The success of the North Edmonton Sculpture Workshop's first Big Things exhibition would lead to three more presentations in the series: Big Things 2 in 2003, Big Things 3 in 2004, and Big Things 4 in 2006. In 2005, in celebration of Alberta's centennial year, and the Museum's new Royal Charter from Queen Elizabeth II, the North Edmonton Sculpture Workshop presented the Alberta Centennial Sculpture Exhibition at the newly named Royal Alberta Museum.

== New Directions ==
Mark Bellows left the studio in 2005, while Robert Willms joined the NESW that same year. In 2007, the North Edmonton Sculpture Workshop moved into a large new facility, with 2100 square feet working space, concrete floors, 20-foot ceilings, and a 2,800-square-foot yard. As the Royal Alberta Museum grounds were unavailable to the group that year, the NESW exhibited "New Directions," a show of smaller works, at the Stollery Gallery in Edmonton.

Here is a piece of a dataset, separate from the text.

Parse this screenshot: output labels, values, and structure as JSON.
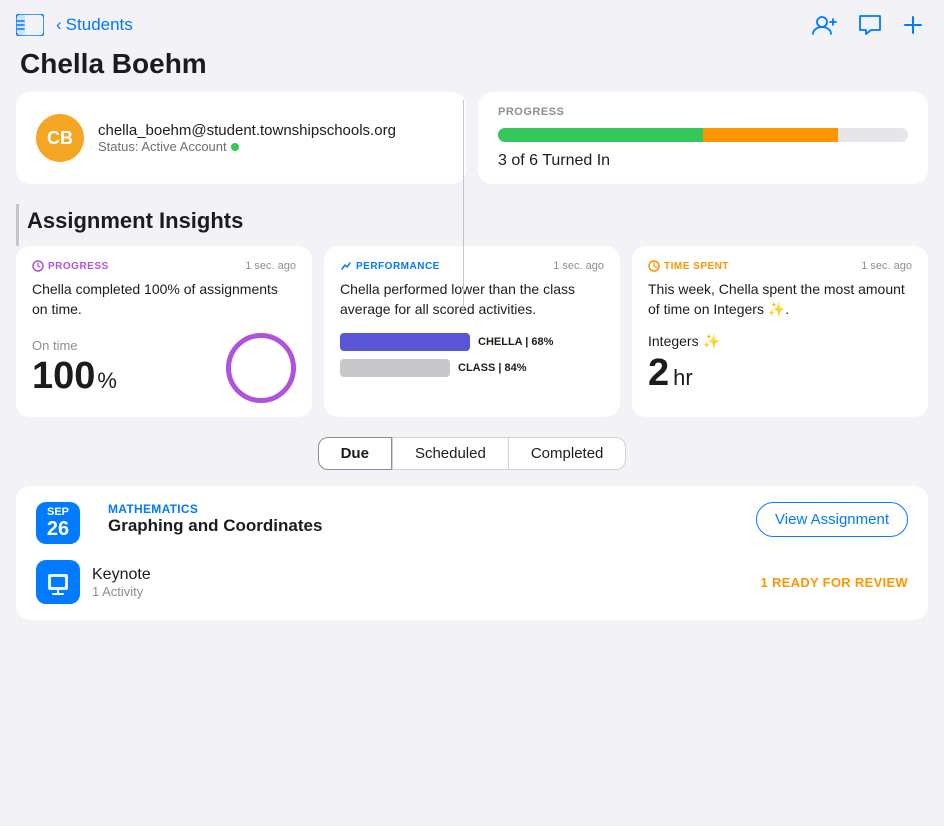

Upon touring the North Edmonton Sculpture Workshop in 2008, Edmonton arts writer Amy Fung called the studio "essentially an artist’s wet dream in our space-deprived city." In her view, the NESW was "certainly more impressive in size and facilities than existing local ARCs and arts initiatives such as ArtsHabitat". In 2008, the North Edmonton Sculpture Workshop presented "AUTOGRAPH: Sculpture and Drawing by Rob Willms", the inaugural exhibition in Common Sense, their new gallery space; and "Peter Hide @ The RAM," an exhibition of major works by Hide on the Royal Alberta Museum's outdoor sculpture patio.

According to a 2012 Edmonton Journal profile on the NESW, their ground level studio at 10546 - 115th street has 2100 square feet of concrete floor space, 20-foot-high ceilings, and a ten-foot by fourteen-foot sliding door that leads to a 2800-square-foot storage yard. Resident sculptors in 2012 include Ryan McCourt, Mark Bellows, Andrew French, Stephen Pardy and Robert Willms. From 2008 to 2024, the NESW gallery Common Sense presented nearly fifty exhibitions of artists from around the world working in a variety of media. The North Edmonton Sculpture Workshop formerly ran a widely read blog called Studiosavant, which discussed the Edmonton art scene.